И когда это случилось, мать только и прошептала: Ну вот...
А во мне долго сидела обида. Не такой человек отец, как бы ни понималась ошибка в той поговорке...
И может, поэтому тоже боюсь перечитывать письма. Как это и ни нелепо: не мог же он смерть свою сам описать.
Не знаю, откуда запала в память эта картина, из кинохроники, из газет... Но был в ней боец один очень похожий, хоть и не сам отец. Уж по каким там законам, но так вот, намеком запечатлелся. Картина же представляла собой контратаку. Лавины вражеских танков рвались на улицы Сталинграда, напирали волна за волной, не хватало у артиллерии сил, чтобы сдержать их, пушки волнами подтягивать ведь нельзя...
Страшная контратака саперов! Торопливо суют в вещмешки связки толовых шашек, поджигают запальные трубки и... С горящими в руках шнурами выбегают навстречу стальным громадам, прямо у них на виду бросают заряды на мостовую... Именно на виду. Ведь не полезут! Приостановятся, станут вилять, а это и нужно артиллеристам...
И когда подошел мой срок в конце сорок четвертого исполнилось мне семнадцать, твердо знал: буду сапером. В военкомате сказал: На год с лишним и так опоздал заменить отца...
Оказалось, не на год. Вообще опоздал. Оказалось, сапером не сразу станешь.
И все-таки заменил. Первое время совсем буквально. Ведь не сразу бы отпустили, наверно, отца. Делал то, что и он бы делал после победы.

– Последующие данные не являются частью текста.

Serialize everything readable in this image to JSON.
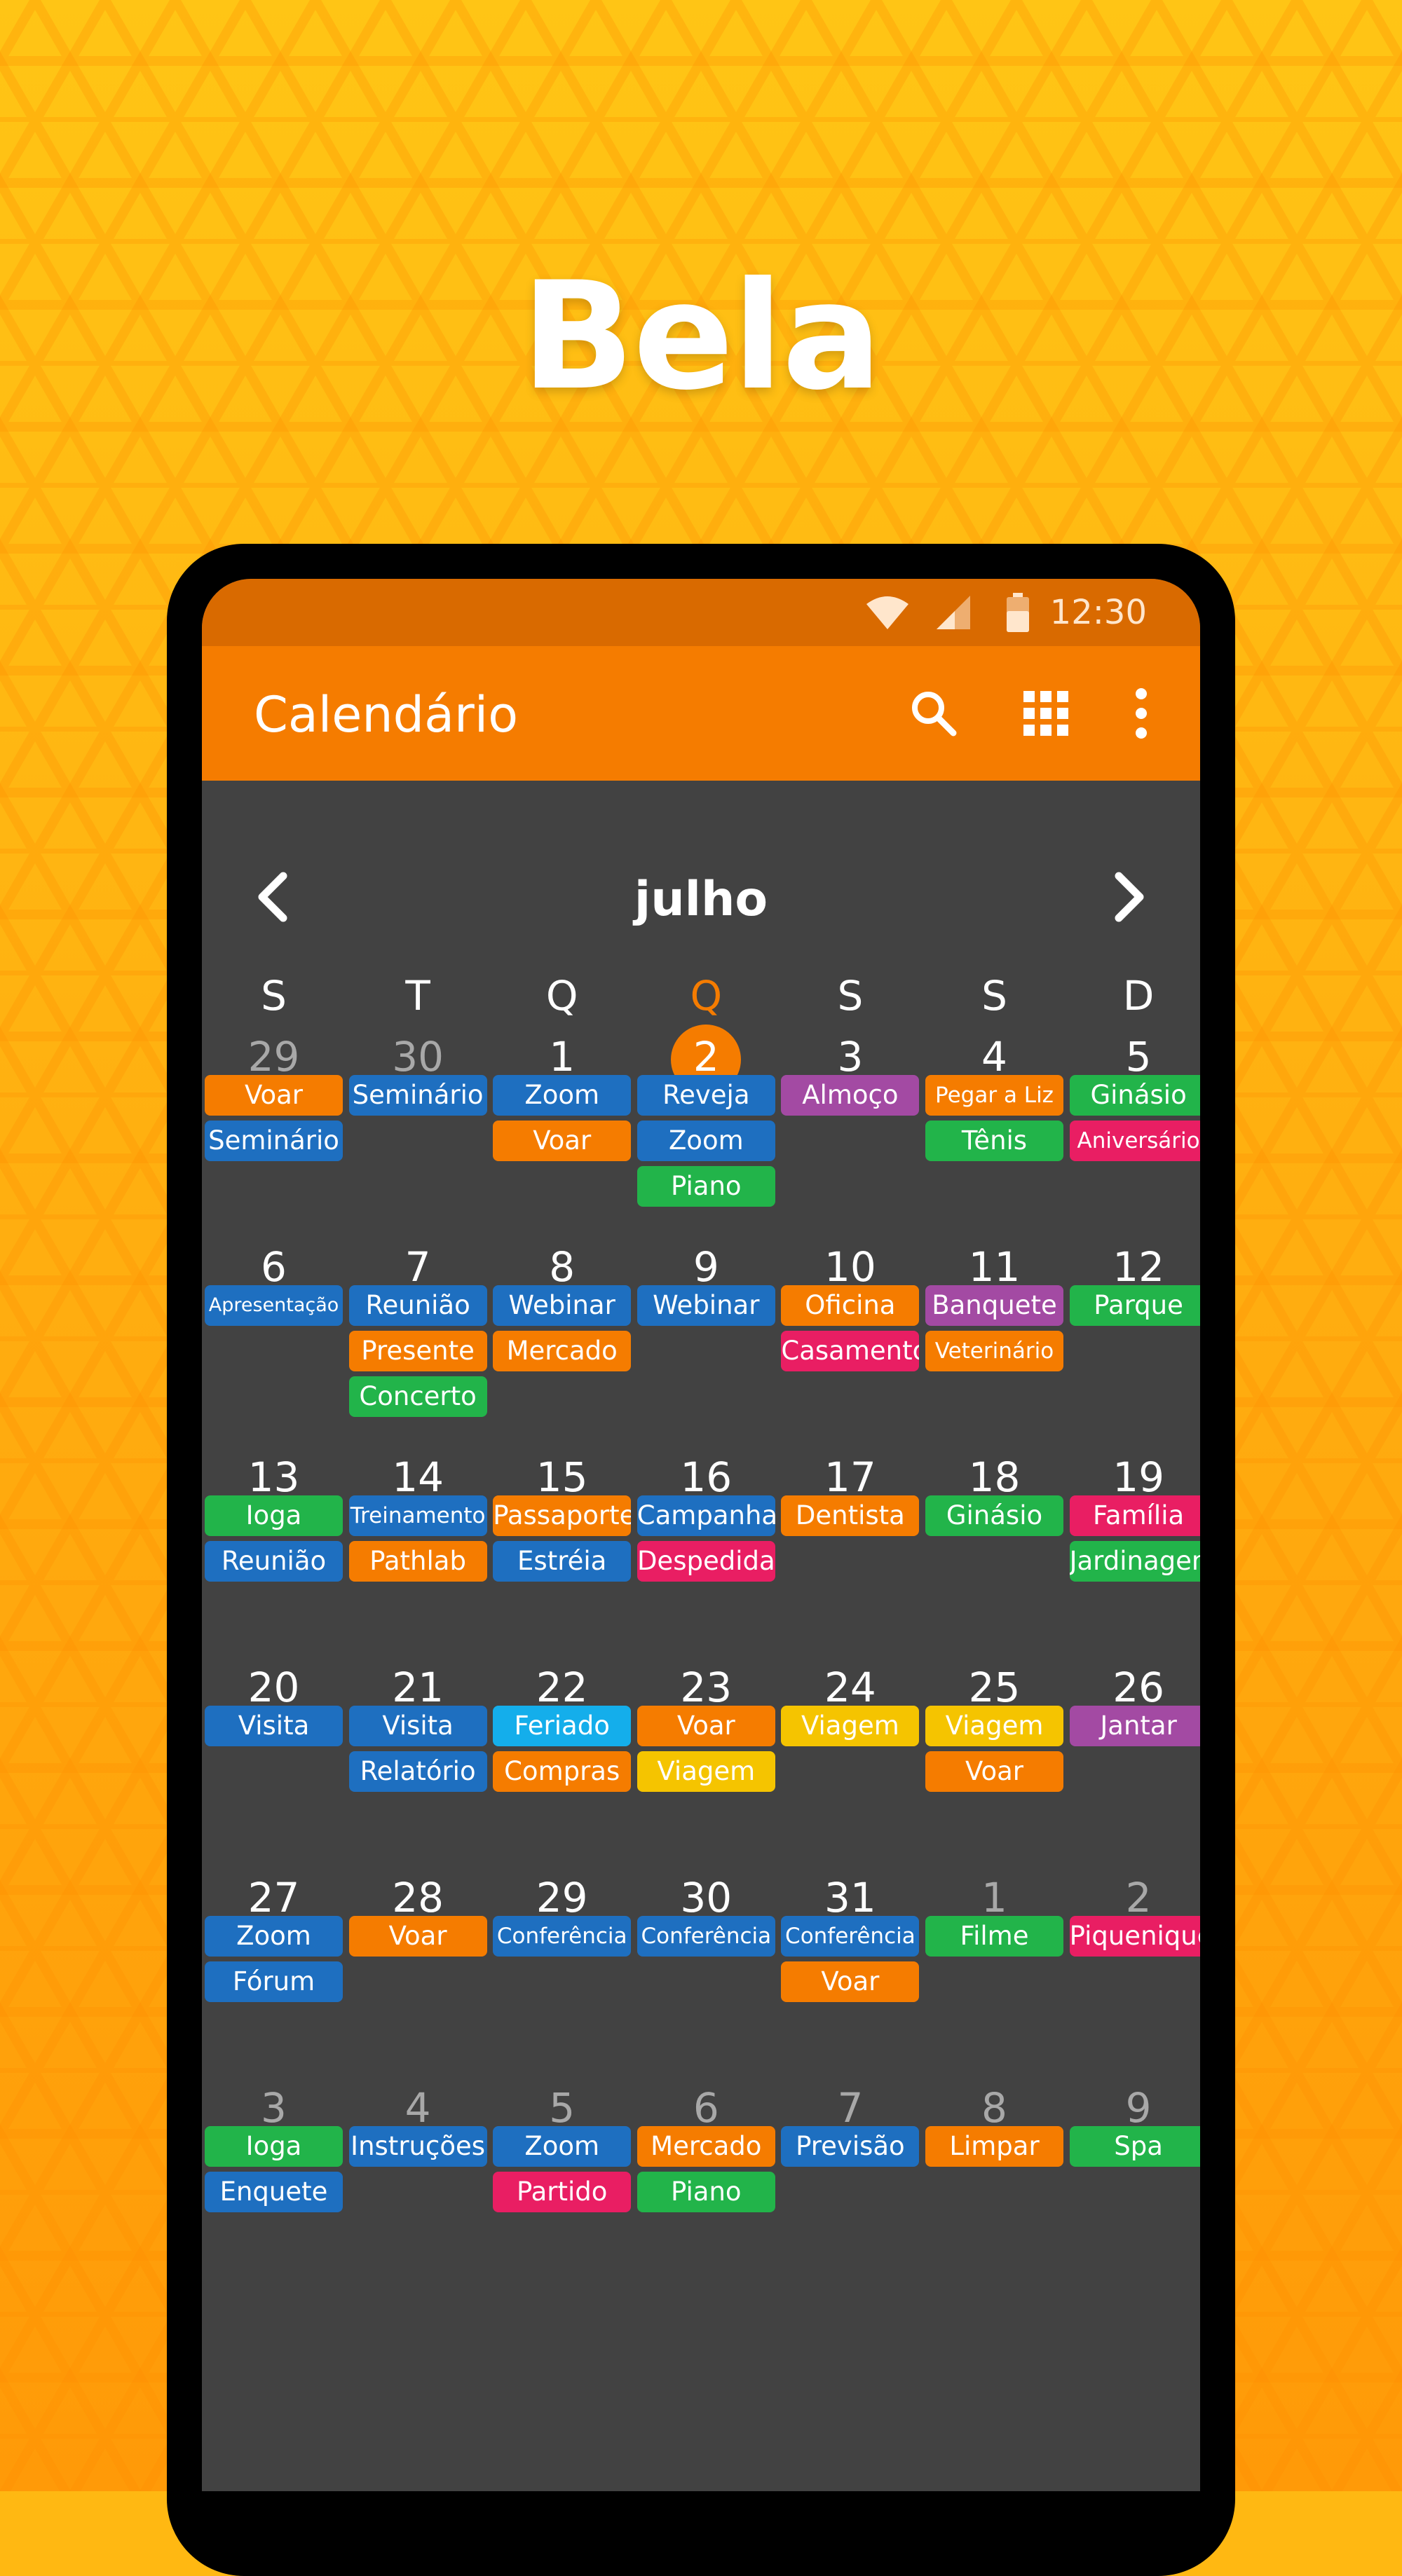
{
  "headline": "Bela",
  "status_bar": {
    "time": "12:30",
    "icons": [
      "wifi-icon",
      "signal-icon",
      "battery-icon"
    ]
  },
  "app_bar": {
    "title": "Calendário",
    "actions": [
      "search-icon",
      "grid-view-icon",
      "more-vert-icon"
    ]
  },
  "month": {
    "title": "julho",
    "prev_icon": "chevron-left-icon",
    "next_icon": "chevron-right-icon"
  },
  "weekdays": [
    "S",
    "T",
    "Q",
    "Q",
    "S",
    "S",
    "D"
  ],
  "today_column": 3,
  "colors": {
    "background": "#FFB812",
    "accent": "#F57C00",
    "status_bar": "#D96A00",
    "calendar_bg": "#424242",
    "blue": "#1E6FC0",
    "orange": "#F57C00",
    "purple": "#A34AA3",
    "green": "#22B44A",
    "pink": "#E91E63",
    "cyan": "#14AEEB",
    "yellow": "#F5C400"
  },
  "weeks": [
    {
      "days": [
        {
          "day": "29",
          "other_month": true,
          "events": [
            {
              "title": "Voar",
              "color": "orange"
            },
            {
              "title": "Seminário",
              "color": "blue"
            }
          ]
        },
        {
          "day": "30",
          "other_month": true,
          "events": [
            {
              "title": "Seminário",
              "color": "blue"
            }
          ]
        },
        {
          "day": "1",
          "events": [
            {
              "title": "Zoom",
              "color": "blue"
            },
            {
              "title": "Voar",
              "color": "orange"
            }
          ]
        },
        {
          "day": "2",
          "today": true,
          "events": [
            {
              "title": "Reveja",
              "color": "blue"
            },
            {
              "title": "Zoom",
              "color": "blue"
            },
            {
              "title": "Piano",
              "color": "green"
            }
          ]
        },
        {
          "day": "3",
          "events": [
            {
              "title": "Almoço",
              "color": "purple"
            }
          ]
        },
        {
          "day": "4",
          "events": [
            {
              "title": "Pegar a Liz",
              "color": "orange"
            },
            {
              "title": "Tênis",
              "color": "green"
            }
          ]
        },
        {
          "day": "5",
          "events": [
            {
              "title": "Ginásio",
              "color": "green"
            },
            {
              "title": "Aniversário",
              "color": "pink"
            }
          ]
        }
      ]
    },
    {
      "days": [
        {
          "day": "6",
          "events": [
            {
              "title": "Apresentação",
              "color": "blue"
            }
          ]
        },
        {
          "day": "7",
          "events": [
            {
              "title": "Reunião",
              "color": "blue"
            },
            {
              "title": "Presente",
              "color": "orange"
            },
            {
              "title": "Concerto",
              "color": "green"
            }
          ]
        },
        {
          "day": "8",
          "events": [
            {
              "title": "Webinar",
              "color": "blue"
            },
            {
              "title": "Mercado",
              "color": "orange"
            }
          ]
        },
        {
          "day": "9",
          "events": [
            {
              "title": "Webinar",
              "color": "blue"
            }
          ]
        },
        {
          "day": "10",
          "events": [
            {
              "title": "Oficina",
              "color": "orange"
            },
            {
              "title": "Casamento",
              "color": "pink"
            }
          ]
        },
        {
          "day": "11",
          "events": [
            {
              "title": "Banquete",
              "color": "purple"
            },
            {
              "title": "Veterinário",
              "color": "orange"
            }
          ]
        },
        {
          "day": "12",
          "events": [
            {
              "title": "Parque",
              "color": "green"
            }
          ]
        }
      ]
    },
    {
      "days": [
        {
          "day": "13",
          "events": [
            {
              "title": "Ioga",
              "color": "green"
            },
            {
              "title": "Reunião",
              "color": "blue"
            }
          ]
        },
        {
          "day": "14",
          "events": [
            {
              "title": "Treinamento",
              "color": "blue"
            },
            {
              "title": "Pathlab",
              "color": "orange"
            }
          ]
        },
        {
          "day": "15",
          "events": [
            {
              "title": "Passaporte",
              "color": "orange"
            },
            {
              "title": "Estréia",
              "color": "blue"
            }
          ]
        },
        {
          "day": "16",
          "events": [
            {
              "title": "Campanha",
              "color": "blue"
            },
            {
              "title": "Despedida",
              "color": "pink"
            }
          ]
        },
        {
          "day": "17",
          "events": [
            {
              "title": "Dentista",
              "color": "orange"
            }
          ]
        },
        {
          "day": "18",
          "events": [
            {
              "title": "Ginásio",
              "color": "green"
            }
          ]
        },
        {
          "day": "19",
          "events": [
            {
              "title": "Família",
              "color": "pink"
            },
            {
              "title": "Jardinagem",
              "color": "green"
            }
          ]
        }
      ]
    },
    {
      "days": [
        {
          "day": "20",
          "events": [
            {
              "title": "Visita",
              "color": "blue"
            }
          ]
        },
        {
          "day": "21",
          "events": [
            {
              "title": "Visita",
              "color": "blue"
            },
            {
              "title": "Relatório",
              "color": "blue"
            }
          ]
        },
        {
          "day": "22",
          "events": [
            {
              "title": "Feriado",
              "color": "cyan"
            },
            {
              "title": "Compras",
              "color": "orange"
            }
          ]
        },
        {
          "day": "23",
          "events": [
            {
              "title": "Voar",
              "color": "orange"
            },
            {
              "title": "Viagem",
              "color": "yellow"
            }
          ]
        },
        {
          "day": "24",
          "events": [
            {
              "title": "Viagem",
              "color": "yellow"
            }
          ]
        },
        {
          "day": "25",
          "events": [
            {
              "title": "Viagem",
              "color": "yellow"
            },
            {
              "title": "Voar",
              "color": "orange"
            }
          ]
        },
        {
          "day": "26",
          "events": [
            {
              "title": "Jantar",
              "color": "purple"
            }
          ]
        }
      ]
    },
    {
      "days": [
        {
          "day": "27",
          "events": [
            {
              "title": "Zoom",
              "color": "blue"
            },
            {
              "title": "Fórum",
              "color": "blue"
            }
          ]
        },
        {
          "day": "28",
          "events": [
            {
              "title": "Voar",
              "color": "orange"
            }
          ]
        },
        {
          "day": "29",
          "events": [
            {
              "title": "Conferência",
              "color": "blue"
            }
          ]
        },
        {
          "day": "30",
          "events": [
            {
              "title": "Conferência",
              "color": "blue"
            }
          ]
        },
        {
          "day": "31",
          "events": [
            {
              "title": "Conferência",
              "color": "blue"
            },
            {
              "title": "Voar",
              "color": "orange"
            }
          ]
        },
        {
          "day": "1",
          "other_month": true,
          "events": [
            {
              "title": "Filme",
              "color": "green"
            }
          ]
        },
        {
          "day": "2",
          "other_month": true,
          "events": [
            {
              "title": "Piquenique",
              "color": "pink"
            }
          ]
        }
      ]
    },
    {
      "days": [
        {
          "day": "3",
          "other_month": true,
          "events": [
            {
              "title": "Ioga",
              "color": "green"
            },
            {
              "title": "Enquete",
              "color": "blue"
            }
          ]
        },
        {
          "day": "4",
          "other_month": true,
          "events": [
            {
              "title": "Instruções",
              "color": "blue"
            }
          ]
        },
        {
          "day": "5",
          "other_month": true,
          "events": [
            {
              "title": "Zoom",
              "color": "blue"
            },
            {
              "title": "Partido",
              "color": "pink"
            }
          ]
        },
        {
          "day": "6",
          "other_month": true,
          "events": [
            {
              "title": "Mercado",
              "color": "orange"
            },
            {
              "title": "Piano",
              "color": "green"
            }
          ]
        },
        {
          "day": "7",
          "other_month": true,
          "events": [
            {
              "title": "Previsão",
              "color": "blue"
            }
          ]
        },
        {
          "day": "8",
          "other_month": true,
          "events": [
            {
              "title": "Limpar",
              "color": "orange"
            }
          ]
        },
        {
          "day": "9",
          "other_month": true,
          "events": [
            {
              "title": "Spa",
              "color": "green"
            }
          ]
        }
      ]
    }
  ]
}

И дальше воевал с войной, со смертью.
И, как о войне, рассказать о всем пройденном трудно. Даже и отобрать, что полезней бы было и интересней для молодых.
Расскажу, что запомнилось лучше. А почему может, даже со стороны и видней...
ЕЖИК ВМЕСТО КОШКИ
Когда с молодыми беседы проводишь, заранее знаешь: первый о храбрости будет вопрос. Будто все в ней заключается, нужное для сапера. И будто саперу намного нужнее она, чем солдатам других родов войск в боевой обстановке.
Но вопрос есть вопрос. И, понятно, не лишний.
Первое, что я об этом знаю, и в чем по опыту убежден, это то, что любой человек, даже тот, что себя от природы считает робким, может быть настоящим героем. И удалец жалким трусом, если удаль в нем ради себя. Много встречал и тому и другому примеров, расскажу, что касается лично меня. Кстати, сам о себе тоже точно не знаю, кем я родился, таким ли уж храбрецом.
Расскажу о поступке, который и до сих пор самым отчаянным в жизни считаю и в котором и до сих пор не раскаиваюсь, как он ни безрассуден на первый взгляд.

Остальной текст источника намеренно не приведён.